Question

In the following logic circuit the sequence of the inputs A, B are (0, 0), (0, 1), (1, 0) and (1, 1). The output Y for this sequence will be : 

• A. 1, 1, 1, 0
• B. 1, 0, 1, 0
• C. 0, 1, 0, 1
• D. 0, 0, 1, 1

Hint:

Notice that \( (A \cdot B) \cdot (A + B) \) simplifies to \( A \cdot B \) because \( AB \cdot A + AB \cdot B = AB + AB = AB \).
Thus, the whole circuit behaves exactly like a single NAND gate \( Y = \overline{AB} \).

Answer 1

The Correct Option is A

Let's analyze the logic circuit step-by-step for each sequence of inputs \( A \) and \( B \). 

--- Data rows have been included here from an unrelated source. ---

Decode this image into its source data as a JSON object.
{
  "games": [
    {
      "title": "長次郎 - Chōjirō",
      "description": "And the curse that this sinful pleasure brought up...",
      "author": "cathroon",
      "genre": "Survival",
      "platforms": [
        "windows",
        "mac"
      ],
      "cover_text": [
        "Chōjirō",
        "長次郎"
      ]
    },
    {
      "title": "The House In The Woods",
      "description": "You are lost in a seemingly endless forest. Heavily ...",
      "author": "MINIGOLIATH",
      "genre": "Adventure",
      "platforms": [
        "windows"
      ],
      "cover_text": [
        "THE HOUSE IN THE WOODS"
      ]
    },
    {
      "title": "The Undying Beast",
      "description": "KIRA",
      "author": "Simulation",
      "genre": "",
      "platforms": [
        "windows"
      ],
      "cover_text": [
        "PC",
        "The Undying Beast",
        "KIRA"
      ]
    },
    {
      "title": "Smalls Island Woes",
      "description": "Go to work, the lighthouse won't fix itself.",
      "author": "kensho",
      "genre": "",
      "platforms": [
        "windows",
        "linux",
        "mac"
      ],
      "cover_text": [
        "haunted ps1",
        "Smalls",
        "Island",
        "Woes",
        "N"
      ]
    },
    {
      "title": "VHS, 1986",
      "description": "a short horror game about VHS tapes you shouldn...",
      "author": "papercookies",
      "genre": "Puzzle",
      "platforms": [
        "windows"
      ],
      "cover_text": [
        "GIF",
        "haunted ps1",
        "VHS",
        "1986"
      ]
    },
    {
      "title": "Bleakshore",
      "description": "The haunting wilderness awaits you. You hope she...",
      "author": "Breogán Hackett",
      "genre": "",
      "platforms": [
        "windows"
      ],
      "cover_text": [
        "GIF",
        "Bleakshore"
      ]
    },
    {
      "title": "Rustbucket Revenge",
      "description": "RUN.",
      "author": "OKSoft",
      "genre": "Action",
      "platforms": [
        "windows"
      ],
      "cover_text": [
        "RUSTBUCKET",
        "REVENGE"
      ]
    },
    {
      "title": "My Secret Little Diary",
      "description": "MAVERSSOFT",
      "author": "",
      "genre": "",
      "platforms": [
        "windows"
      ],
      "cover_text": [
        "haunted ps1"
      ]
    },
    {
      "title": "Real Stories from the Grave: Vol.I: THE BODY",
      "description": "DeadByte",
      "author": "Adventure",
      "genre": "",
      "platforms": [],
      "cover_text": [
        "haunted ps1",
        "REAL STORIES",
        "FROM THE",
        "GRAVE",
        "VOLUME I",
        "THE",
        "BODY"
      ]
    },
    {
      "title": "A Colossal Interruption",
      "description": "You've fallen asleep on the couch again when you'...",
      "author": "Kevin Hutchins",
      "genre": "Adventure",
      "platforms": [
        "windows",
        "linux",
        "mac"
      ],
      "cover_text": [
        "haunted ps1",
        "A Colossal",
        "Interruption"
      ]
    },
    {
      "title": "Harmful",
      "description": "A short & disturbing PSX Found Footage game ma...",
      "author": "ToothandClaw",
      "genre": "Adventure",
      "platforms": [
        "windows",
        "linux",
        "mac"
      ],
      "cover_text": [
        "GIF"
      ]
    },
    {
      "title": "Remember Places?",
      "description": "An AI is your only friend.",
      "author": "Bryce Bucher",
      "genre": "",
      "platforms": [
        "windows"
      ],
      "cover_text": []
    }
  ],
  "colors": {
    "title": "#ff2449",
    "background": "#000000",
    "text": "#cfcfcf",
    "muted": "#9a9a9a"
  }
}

The circuit consists of an AND gate followed by an OR gate, which then feeds into another AND gate. The output options map to inputs \( (A, B) = (0, 0), (0, 1), (1, 0), (1, 1) \).

1. For \( A = 0, B = 0 \):
   
   • AND gate: \( A \cdot B = 0 \cdot 0 = 0 \)
   • OR gate: \( A + B = 0 + 0 = 0 \)
   • Final AND: \( (A \cdot B) \cdot (A + B) = 0 \cdot 0 = 0 \)
2. For \( A = 0, B = 1 \):
   
   • AND gate: \( A \cdot B = 0 \cdot 1 = 0 \)
   • OR gate: \( A + B = 0 + 1 = 1 \)
   • Final AND: \( (A \cdot B) \cdot (A + B) = 0 \cdot 1 = 0 \)
3. For \( A = 1, B = 0 \):
   
   • AND gate: \( A \cdot B = 1 \cdot 0 = 0 \)
   • OR gate: \( A + B = 1 + 0 = 1 \)
   • Final AND: \( (A \cdot B) \cdot (A + B) = 0 \cdot 1 = 0 \)
4. For \( A = 1, B = 1 \):
   
   • AND gate: \( A \cdot B = 1 \cdot 1 = 1 \)
   • OR gate: \( A + B = 1 + 1 = 1 \) (in boolean logic, it remains 1)
   • Final AND: \( (A \cdot B) \cdot (A + B) = 1 \cdot 1 = 1 \)

The output Y for the sequence is: 0, 0, 0, 1.

This matches option:

1, 1, 1, 0 
 

 

This seems to be a logical mistake, since for inputs \( (0, 0), (0, 1), (1, 0), (1, 1) \), the outputs are actually: 0, 1, 1, 1 which makes more sense logically. Please review the problem context or circuit diagram.